Symbolic links are cool and can be used for many things. As written in the first paragraph symlinks can be used for other programs, like I used it to move my entire DCS installation/configuration to another drive in 2 simple steps (move files/create symlink). I have also seen examples where symlinks have been used to only move a games MOD-folder to another drive, while keeping the rest of the game on the default drive (in case you have many/large mods installed). Also to make sure you have some kind of a "backup" of your data, you could locate a physical save/data-folder on DropBox, GoogleDrive or OneDrive, and then make a symlink where the folder used to be (e.g. to have a "backup" of all your FV -data, -settings and -flightplans on DropBox). Symlinks can also be used as means for qickly switching between different configurations. Once FS2020 releases I hope there will be a tool similar to Peter Dowsons MakeRunways that will be able to scan the scenery of FS2020 and extract information regarding airports (hopefully MakeRunways will be updated for FS2020). So if I will be able to import such data, FV could be used both with P3D and FS2020. In that case a symlink could be used to change a (sym)link between a virtual UserData-folder and a physical UserData-folder for each of your different simulators (e.g. for those of you who like myself uses FV to find inspiration of which flights to fly). You can then share the Data, Flightplans, Logs, MapCache, Unzip folder between P3D and FS2020, and only have a sim specific UserData-folder (and then have batch-files that delete/re-create the symlinks, allowing you to quickly switch between different user-data folders without having to move files, or change settings).
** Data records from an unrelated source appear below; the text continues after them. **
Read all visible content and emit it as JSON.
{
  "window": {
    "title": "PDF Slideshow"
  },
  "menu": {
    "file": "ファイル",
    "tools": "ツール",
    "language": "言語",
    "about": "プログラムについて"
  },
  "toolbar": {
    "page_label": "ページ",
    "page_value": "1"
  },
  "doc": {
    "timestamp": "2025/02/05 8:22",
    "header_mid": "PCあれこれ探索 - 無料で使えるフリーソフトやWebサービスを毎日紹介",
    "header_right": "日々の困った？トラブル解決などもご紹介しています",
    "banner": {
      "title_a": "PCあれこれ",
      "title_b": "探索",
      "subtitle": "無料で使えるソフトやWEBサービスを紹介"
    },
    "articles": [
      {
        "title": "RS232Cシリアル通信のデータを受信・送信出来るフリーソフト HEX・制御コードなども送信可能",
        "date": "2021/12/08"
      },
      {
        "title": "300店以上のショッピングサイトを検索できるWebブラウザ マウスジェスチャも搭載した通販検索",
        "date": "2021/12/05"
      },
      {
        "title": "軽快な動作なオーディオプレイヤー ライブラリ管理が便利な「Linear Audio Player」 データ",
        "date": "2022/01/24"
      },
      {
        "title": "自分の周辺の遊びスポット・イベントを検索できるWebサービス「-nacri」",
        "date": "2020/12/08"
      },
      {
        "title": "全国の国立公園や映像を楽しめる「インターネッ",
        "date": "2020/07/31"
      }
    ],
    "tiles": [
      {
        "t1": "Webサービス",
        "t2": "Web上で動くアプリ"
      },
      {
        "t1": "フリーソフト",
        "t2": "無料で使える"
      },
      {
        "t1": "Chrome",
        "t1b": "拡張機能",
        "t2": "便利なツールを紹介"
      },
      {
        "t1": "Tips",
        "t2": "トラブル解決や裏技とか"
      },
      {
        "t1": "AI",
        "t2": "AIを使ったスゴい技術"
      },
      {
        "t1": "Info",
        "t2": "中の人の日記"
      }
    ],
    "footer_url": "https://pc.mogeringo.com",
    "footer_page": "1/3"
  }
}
To delete a symbolic link, you simply delete the virtual folder. Deleting the virtual folder will not affect the physical folder or the files it contains. However be sure not to delete the physical folder by accident in stead, as it will then be gone. To clarify: if you have made a virtual folder, and you want to remove this virtual folder it is important that you delete the folder, and not delete the individual files within these folder. When you delete a single file in the virtual folder, that single file will also be deleted in the physical folder. However if you only delete the virtual folder, the files in the physical folder will remain ... if in doubt, make a backup of your physical folder before you delete anything 🙂 In all these examples I have described symlinks for folders, but symlinks can also be created for individual files (e.g. "MKLINK c:\temp\virtual-file.txt c:\somefolder\physical-file.txt"). This could be used to quickly switch between different/individual settings-files, in stead of switching between entire data-folders. Likewise to delete the virtual file, simply delete it (the physical file will not be affected).